Recombinant Neisseria meningitidis serogroup B Quinolinate synthase (nadA) is expressed in E. coli, spanning amino acids 1-370. It comes with an N-terminal 6xHis-tag that makes purification more straightforward. The protein appears to maintain purity levels above 85% based on SDS-PAGE analysis, which should provide reliable experimental results. This product is meant for research use only and contains minimal endotoxin levels, making it appropriate for various biochemical assays and studies.
The nadA gene encodes quinolinate synthase, an enzyme that participates in NAD (nicotinamide adenine dinucleotide) biosynthesis—a critical coenzyme for cellular metabolism. In Neisseria meningitidis, this protein likely plays a key role in synthesizing quinolinic acid, which serves as a precursor to NAD. Studying this enzyme may provide valuable insights into bacterial NAD biosynthesis, metabolic regulation, and potentially new antibiotic targets.
Potential Applications
Note: The applications listed below are based on what we know about this protein's biological functions, published research, and experience from experts in the field. However, we haven't fully tested all of these applications ourselves yet. We'd recommend running some preliminary tests first to make sure they work for your specific research goals.
1. Biochemical Characterization of NAD Biosynthesis Pathway
This recombinant quinolinate synthase allows researchers to examine the de novo NAD biosynthesis pathway in Neisseria meningitidis through in vitro enzymatic assays. Scientists can explore the protein's catalytic properties, substrate specificity, and kinetic parameters with purified enzyme preparations. The N-terminal 6xHis tag helps with protein purification and immobilization for detailed biochemical work. Such research could advance our understanding of bacterial NAD metabolism and reveal species-specific differences in this essential biosynthetic pathway.
2. Antibody Development and Immunological Studies
The purified recombinant protein works well as an antigen for creating polyclonal or monoclonal antibodies against N. meningitidis quinolinate synthase. Researchers can develop these antibodies for various applications—Western blotting, immunofluorescence microscopy, and immunoprecipitation studies. The high purity level (>85%) should minimize cross-reactivity with other bacterial proteins during antibody production. These antibodies would become useful tools for studying protein expression, localization, and regulation in bacterial systems.
3. Protein-Protein Interaction Studies
The 6xHis-tagged quinolinate synthase can be used in pull-down assays to identify potential protein interaction partners within the NAD biosynthesis pathway or broader cellular networks. The tag allows efficient immobilization on nickel-affinity matrices for capturing interacting proteins from bacterial lysates. Co-immunoprecipitation experiments and yeast two-hybrid screens with this protein as bait might reveal novel regulatory mechanisms or metabolic pathway connections. These studies could help us understand how NAD biosynthesis integrates with other cellular processes in pathogenic bacteria.

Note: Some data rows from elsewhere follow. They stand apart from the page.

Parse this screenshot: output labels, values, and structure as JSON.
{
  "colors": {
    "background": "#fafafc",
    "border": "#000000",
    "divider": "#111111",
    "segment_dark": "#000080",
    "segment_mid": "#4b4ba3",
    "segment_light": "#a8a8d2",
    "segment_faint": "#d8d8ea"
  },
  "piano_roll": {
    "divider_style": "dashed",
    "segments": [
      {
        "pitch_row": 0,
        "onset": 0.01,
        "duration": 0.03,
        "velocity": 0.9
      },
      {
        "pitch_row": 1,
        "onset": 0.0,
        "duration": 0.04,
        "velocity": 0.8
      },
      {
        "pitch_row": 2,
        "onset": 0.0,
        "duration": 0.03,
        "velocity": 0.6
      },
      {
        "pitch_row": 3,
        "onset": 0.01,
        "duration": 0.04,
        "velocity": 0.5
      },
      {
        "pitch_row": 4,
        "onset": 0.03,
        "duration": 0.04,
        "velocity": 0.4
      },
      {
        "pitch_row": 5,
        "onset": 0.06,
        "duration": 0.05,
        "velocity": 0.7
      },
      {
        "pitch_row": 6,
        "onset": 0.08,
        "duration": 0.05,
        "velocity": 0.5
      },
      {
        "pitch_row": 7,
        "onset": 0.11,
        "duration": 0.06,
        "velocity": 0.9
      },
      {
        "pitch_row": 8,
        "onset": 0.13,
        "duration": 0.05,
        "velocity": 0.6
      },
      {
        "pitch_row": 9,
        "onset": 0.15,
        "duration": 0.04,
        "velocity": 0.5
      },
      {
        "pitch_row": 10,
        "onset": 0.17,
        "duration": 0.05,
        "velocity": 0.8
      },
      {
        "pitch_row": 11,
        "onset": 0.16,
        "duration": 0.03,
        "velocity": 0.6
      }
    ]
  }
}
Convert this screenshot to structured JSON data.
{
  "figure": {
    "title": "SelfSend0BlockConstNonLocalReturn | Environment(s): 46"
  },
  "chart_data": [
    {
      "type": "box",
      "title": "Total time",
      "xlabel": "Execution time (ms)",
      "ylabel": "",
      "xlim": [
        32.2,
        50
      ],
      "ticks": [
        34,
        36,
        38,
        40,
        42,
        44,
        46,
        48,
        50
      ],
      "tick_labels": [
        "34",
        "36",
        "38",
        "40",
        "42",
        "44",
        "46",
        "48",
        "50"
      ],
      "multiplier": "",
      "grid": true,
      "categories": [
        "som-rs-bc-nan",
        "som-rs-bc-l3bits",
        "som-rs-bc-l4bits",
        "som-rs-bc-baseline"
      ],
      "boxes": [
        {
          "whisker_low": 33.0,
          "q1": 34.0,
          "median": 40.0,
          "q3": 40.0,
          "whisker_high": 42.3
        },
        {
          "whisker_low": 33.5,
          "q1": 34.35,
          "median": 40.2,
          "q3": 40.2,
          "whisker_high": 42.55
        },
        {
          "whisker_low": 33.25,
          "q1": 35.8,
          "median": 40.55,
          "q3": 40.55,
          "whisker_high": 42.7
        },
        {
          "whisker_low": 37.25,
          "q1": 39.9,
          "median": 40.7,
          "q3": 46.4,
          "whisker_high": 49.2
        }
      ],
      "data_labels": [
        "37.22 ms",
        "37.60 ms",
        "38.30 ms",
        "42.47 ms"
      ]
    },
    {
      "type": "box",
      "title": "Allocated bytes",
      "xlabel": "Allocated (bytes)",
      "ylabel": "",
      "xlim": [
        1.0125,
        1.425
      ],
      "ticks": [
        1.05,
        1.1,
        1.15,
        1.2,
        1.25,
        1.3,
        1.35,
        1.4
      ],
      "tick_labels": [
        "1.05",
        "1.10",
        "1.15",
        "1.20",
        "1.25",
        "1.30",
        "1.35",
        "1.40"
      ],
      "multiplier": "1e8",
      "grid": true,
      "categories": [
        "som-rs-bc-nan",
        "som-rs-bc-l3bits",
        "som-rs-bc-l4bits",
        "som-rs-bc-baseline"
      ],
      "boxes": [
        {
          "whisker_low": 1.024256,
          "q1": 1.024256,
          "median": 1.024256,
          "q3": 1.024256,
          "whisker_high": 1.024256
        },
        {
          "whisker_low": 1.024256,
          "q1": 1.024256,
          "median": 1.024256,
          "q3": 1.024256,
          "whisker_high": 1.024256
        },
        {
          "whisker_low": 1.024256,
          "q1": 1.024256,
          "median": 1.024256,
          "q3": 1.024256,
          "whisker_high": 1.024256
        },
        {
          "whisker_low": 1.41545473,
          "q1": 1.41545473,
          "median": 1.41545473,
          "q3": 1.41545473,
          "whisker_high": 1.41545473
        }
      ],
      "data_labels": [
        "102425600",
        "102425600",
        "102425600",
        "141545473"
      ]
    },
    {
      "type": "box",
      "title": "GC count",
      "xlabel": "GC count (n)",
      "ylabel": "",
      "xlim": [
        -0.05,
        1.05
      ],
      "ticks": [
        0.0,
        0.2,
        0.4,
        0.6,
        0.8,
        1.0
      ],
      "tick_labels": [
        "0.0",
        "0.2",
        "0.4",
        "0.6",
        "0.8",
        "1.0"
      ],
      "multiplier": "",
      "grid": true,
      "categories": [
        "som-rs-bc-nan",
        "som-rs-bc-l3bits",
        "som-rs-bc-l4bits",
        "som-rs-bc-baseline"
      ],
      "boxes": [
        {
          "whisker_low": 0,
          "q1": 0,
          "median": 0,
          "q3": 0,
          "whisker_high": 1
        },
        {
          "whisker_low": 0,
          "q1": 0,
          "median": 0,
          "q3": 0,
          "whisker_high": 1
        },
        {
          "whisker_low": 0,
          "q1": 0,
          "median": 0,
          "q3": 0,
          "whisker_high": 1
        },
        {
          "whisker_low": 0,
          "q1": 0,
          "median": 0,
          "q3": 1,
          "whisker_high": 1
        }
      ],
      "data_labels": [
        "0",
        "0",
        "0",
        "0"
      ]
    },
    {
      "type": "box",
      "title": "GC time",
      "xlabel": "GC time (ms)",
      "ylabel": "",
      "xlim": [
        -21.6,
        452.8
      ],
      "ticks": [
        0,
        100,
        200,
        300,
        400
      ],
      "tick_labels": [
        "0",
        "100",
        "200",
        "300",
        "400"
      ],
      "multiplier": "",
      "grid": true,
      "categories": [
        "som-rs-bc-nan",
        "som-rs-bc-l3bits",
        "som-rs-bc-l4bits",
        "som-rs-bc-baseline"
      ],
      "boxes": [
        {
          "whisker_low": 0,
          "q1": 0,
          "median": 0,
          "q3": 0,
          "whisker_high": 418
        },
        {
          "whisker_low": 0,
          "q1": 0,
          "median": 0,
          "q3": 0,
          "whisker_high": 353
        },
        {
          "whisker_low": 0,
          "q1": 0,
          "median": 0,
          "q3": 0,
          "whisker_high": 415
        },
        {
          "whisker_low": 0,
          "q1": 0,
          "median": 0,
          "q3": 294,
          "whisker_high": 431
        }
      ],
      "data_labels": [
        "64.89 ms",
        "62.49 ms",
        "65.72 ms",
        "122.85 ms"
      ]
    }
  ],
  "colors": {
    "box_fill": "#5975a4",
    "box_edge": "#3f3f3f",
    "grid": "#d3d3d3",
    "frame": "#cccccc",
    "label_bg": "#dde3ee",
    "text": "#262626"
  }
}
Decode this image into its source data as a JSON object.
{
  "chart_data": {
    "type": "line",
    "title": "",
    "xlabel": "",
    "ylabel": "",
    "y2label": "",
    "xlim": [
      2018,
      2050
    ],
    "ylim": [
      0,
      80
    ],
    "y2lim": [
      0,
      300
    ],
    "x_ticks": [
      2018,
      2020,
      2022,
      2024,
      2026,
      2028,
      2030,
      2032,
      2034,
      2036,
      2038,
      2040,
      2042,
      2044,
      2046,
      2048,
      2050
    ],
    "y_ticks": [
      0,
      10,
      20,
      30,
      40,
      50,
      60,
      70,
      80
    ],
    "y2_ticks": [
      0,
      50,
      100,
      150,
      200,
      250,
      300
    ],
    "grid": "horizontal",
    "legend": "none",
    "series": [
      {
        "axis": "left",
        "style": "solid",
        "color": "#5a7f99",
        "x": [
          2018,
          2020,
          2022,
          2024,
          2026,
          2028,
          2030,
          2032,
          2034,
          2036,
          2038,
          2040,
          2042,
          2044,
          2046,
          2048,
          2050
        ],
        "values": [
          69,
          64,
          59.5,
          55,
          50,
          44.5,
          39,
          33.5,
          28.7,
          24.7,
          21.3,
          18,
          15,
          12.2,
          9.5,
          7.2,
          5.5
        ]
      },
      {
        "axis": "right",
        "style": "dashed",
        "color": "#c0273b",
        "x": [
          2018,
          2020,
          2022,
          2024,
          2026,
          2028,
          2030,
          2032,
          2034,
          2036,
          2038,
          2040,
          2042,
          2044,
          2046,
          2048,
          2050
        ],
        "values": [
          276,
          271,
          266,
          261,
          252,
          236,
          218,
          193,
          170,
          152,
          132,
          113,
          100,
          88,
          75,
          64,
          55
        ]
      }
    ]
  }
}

4. Structural and Biophysical Analysis
This recombinant protein preparation appears suitable for structural biology applications including X-ray crystallography, NMR spectroscopy, and cryo-electron microscopy studies. The high purity and full-length expression (1-370aa) should provide good material for determining three-dimensional structure and conformational dynamics. Biophysical techniques like dynamic light scattering, analytical ultracentrifugation, and thermal stability assays can help characterize protein oligomerization states and stability parameters. Such structural insights might inform our understanding of enzyme mechanism and potential allosteric regulation sites.